British biblical scholar (born 1975)

A British biblical scholar, Nathan MacDonald (born 1975) currently serves as Reader in the Interpretation of the Old Testament at the University of Cambridge as well as Fellow and College Lecturer in theology at St John's College, Cambridge. Much of his work has concentrated on the historical conception of monotheism in ancient Israel and the Hebrew Bible. Through major research projects, publications, conference organization, and editorial undertakings, his academic endeavors have helped bridge Anglo-American and Continental biblical scholarship.

==Life==
Having earned a BA(Hons) in theology and then an MA and MPhil in Classical Hebrew studies at Cambridge University, he received a PhD in theology at Durham University, which he completed in 2002. Throughout his education, MacDonald focused on the Hebrew Bible.

MacDonald served as teaching fellow, lecturer, then reader in Hebrew and Old Testament at the University of St Andrews before moving to the University of Cambridge as lecturer in Hebrew Bible as well as fellow and college lecturer in theology at St John's. Overlapping with his time as reader at St Andrews and then lecturer and fellow in Cambridge, MacDonald directed the Sofia Kovalevskaya research project "Early Jewish Monotheisms" from 2009 to 2014, hosted by Hermann Spieckermann in the Faculty of Theology at the University of Göttingen. He has also conducted his research during stays at LMU Munich and the Kenyon Institute, in Jerusalem.

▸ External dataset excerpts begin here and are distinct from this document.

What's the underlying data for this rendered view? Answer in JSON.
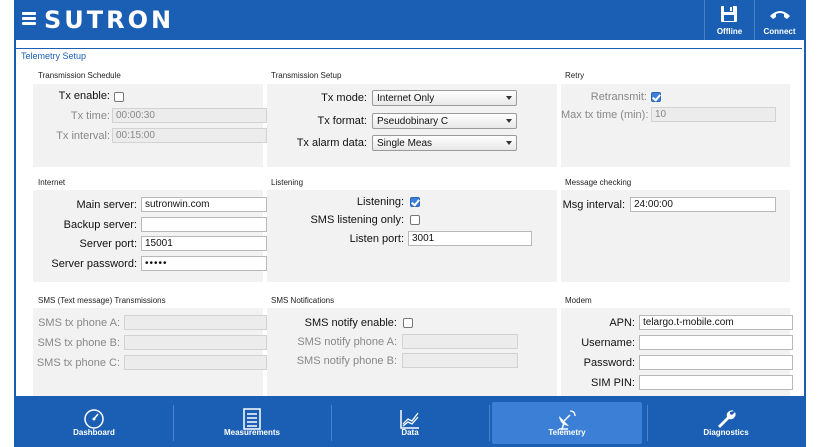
{
  "app": {
    "brand": "SUTRON"
  },
  "header": {
    "offline_label": "Offline",
    "connect_label": "Connect"
  },
  "page": {
    "title": "Telemetry Setup"
  },
  "transmission_schedule": {
    "title": "Transmission Schedule",
    "tx_enable_label": "Tx enable:",
    "tx_enable_checked": false,
    "tx_time_label": "Tx time:",
    "tx_time_value": "00:00:30",
    "tx_interval_label": "Tx interval:",
    "tx_interval_value": "00:15:00"
  },
  "transmission_setup": {
    "title": "Transmission Setup",
    "tx_mode_label": "Tx mode:",
    "tx_mode_value": "Internet Only",
    "tx_format_label": "Tx format:",
    "tx_format_value": "Pseudobinary C",
    "tx_alarm_label": "Tx alarm data:",
    "tx_alarm_value": "Single Meas"
  },
  "retry": {
    "title": "Retry",
    "retransmit_label": "Retransmit:",
    "retransmit_checked": true,
    "max_tx_time_label": "Max tx time (min):",
    "max_tx_time_value": "10"
  },
  "internet": {
    "title": "Internet",
    "main_server_label": "Main server:",
    "main_server_value": "sutronwin.com",
    "backup_server_label": "Backup server:",
    "backup_server_value": "",
    "server_port_label": "Server port:",
    "server_port_value": "15001",
    "server_password_label": "Server password:",
    "server_password_value": "•••••"
  },
  "listening": {
    "title": "Listening",
    "listening_label": "Listening:",
    "listening_checked": true,
    "sms_only_label": "SMS listening only:",
    "sms_only_checked": false,
    "listen_port_label": "Listen port:",
    "listen_port_value": "3001"
  },
  "message_checking": {
    "title": "Message checking",
    "msg_interval_label": "Msg interval:",
    "msg_interval_value": "24:00:00"
  },
  "sms_tx": {
    "title": "SMS (Text message) Transmissions",
    "phone_a_label": "SMS tx phone A:",
    "phone_b_label": "SMS tx phone B:",
    "phone_c_label": "SMS tx phone C:"
  },
  "sms_notifications": {
    "title": "SMS Notifications",
    "notify_enable_label": "SMS notify enable:",
    "notify_enable_checked": false,
    "notify_phone_a_label": "SMS notify phone A:",
    "notify_phone_b_label": "SMS notify phone B:"
  },
  "modem": {
    "title": "Modem",
    "apn_label": "APN:",
    "apn_value": "telargo.t-mobile.com",
    "username_label": "Username:",
    "password_label": "Password:",
    "sim_pin_label": "SIM PIN:"
  },
  "nav": {
    "items": [
      {
        "label": "Dashboard",
        "icon": "gauge-icon"
      },
      {
        "label": "Measurements",
        "icon": "list-icon"
      },
      {
        "label": "Data",
        "icon": "chart-icon"
      },
      {
        "label": "Telemetry",
        "icon": "satellite-dish-icon"
      },
      {
        "label": "Diagnostics",
        "icon": "wrench-icon"
      }
    ],
    "active_index": 3
  },
  "colors": {
    "brand_blue": "#1a5fb4",
    "active_tab": "#3b7fd6",
    "panel_bg": "#f2f2f2"
  }
}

==Honors, grants & awards==
Among numerous other marks of distinction, MacDonald received the John Templeton Award for Theological Promise, an Alexander von Humboldt Foundation research fellowship, the Sofia Kovalevskaya Award, and the Society of Biblical Literature's D.N. Freedman Award for Excellence and Creativity in Hebrew Bible Scholarship. His work has seen reception in the popular press as well, from the BBC and Telegraph to the Scientific American.

==Professional activities==
In addition to sitting on editorial boards for the Journal of the Bible and its Reception and Journal of Theological Interpretation, MacDonald has served as founding editor for the Eisenbrauns' books series "Critical Studies in the Hebrew Bible" and "Siphrut: Literature and Theology of the Hebrew Bible." He also edits the subseries "Studies of the Sofja Kovalevskaja Research Group on Early Jewish Monotheisms," which comprises part of Mohr Siebeck's book series Forschungen zum alten Testament. As translator, he contributes to the Common English Bible.

MacDonald holds membership to the Society for Old Testament Study, the Higher Education Academy, the Society of Biblical Literature, and Old Testament Studies: Epistemologies and Methods (OTSEM). He provides council for Westcott House, Cambridge, too.